Risks and Mitigations

RiskMitigation
Crawl4AI browser install fails on WindowsFall back to Jina Reader for JS sites (already proven)
JobSpy anti-bot detection (Indeed DataDome)Disable failing boards; niche boards are primary value
Job boards change HTML structureEach scraper isolated; breakage in one doesn’t affect others
Too few listings from niche boardsJobSpy covers major boards as supplement
pandas dependency bloatOnly used by JobSpy; contained to that scraper class

Verification Checklist

  1. python scrape_and_score.py --board fractionaljobs (single board test)
  2. Manually compare scraped listings to actual website content
  3. Review scoring: do A-tier jobs actually look like good fits for my profile?
  4. Run full pipeline: python scrape_and_score.py && python generate_daily_jobs.py
  5. Open the generated solanasis-docs/daily-outreach/YYYY-MM-DD-jobs.md and verify format
  6. Test tracker: python generate_daily_jobs.py --mark-applied <some_job_id>
  7. Test status: python generate_daily_jobs.py --status

Important Notes

  • Prefer hacky and working over polished and slow.
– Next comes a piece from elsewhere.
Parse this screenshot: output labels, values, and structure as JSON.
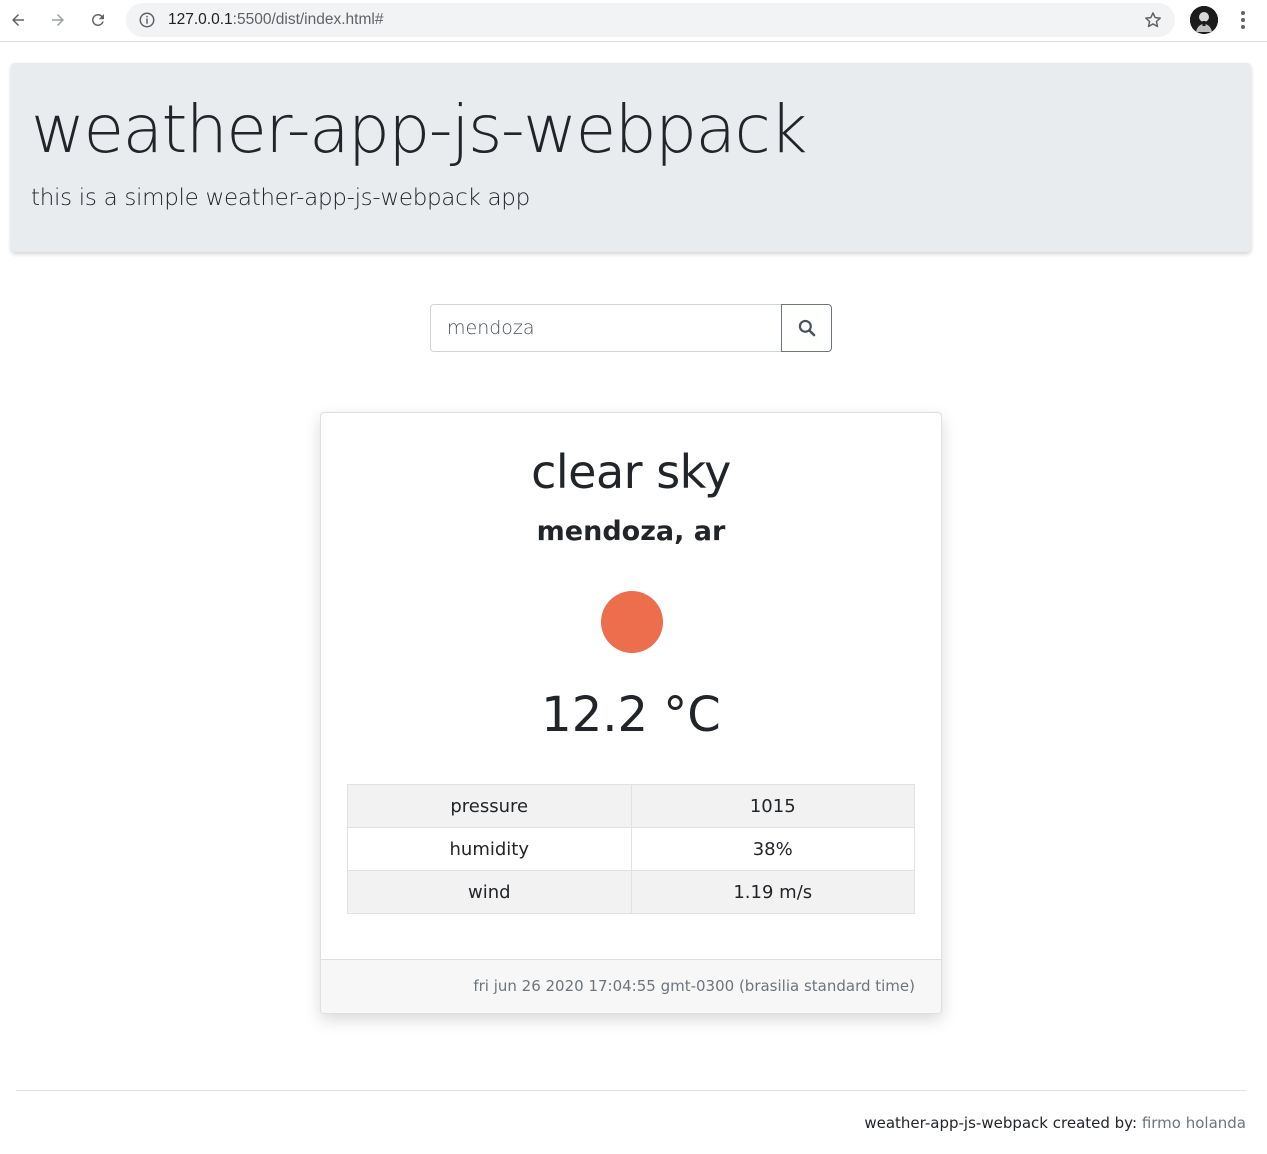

Get scraping working for 2-3 boards first, then expand.
  • Windows machine. Use asyncio.WindowsSelectorEventLoopPolicy() for async code.
  • No API keys needed for any of the scraping tools (trafilatura, Jina Reader free tier, Crawl4AI, JobSpy are all free).
  • Existing .env file is at solanasis-scripts/.env with Baserow and other keys (not needed for scraping, but available if you add Baserow migration later).
  • Daily outreach dir already exists at solanasis-docs/daily-outreach/ with existing foundation and fCTO reports.
  • Respect robots.txt and rate-limit all scraping. 1 request per 1-2 seconds minimum.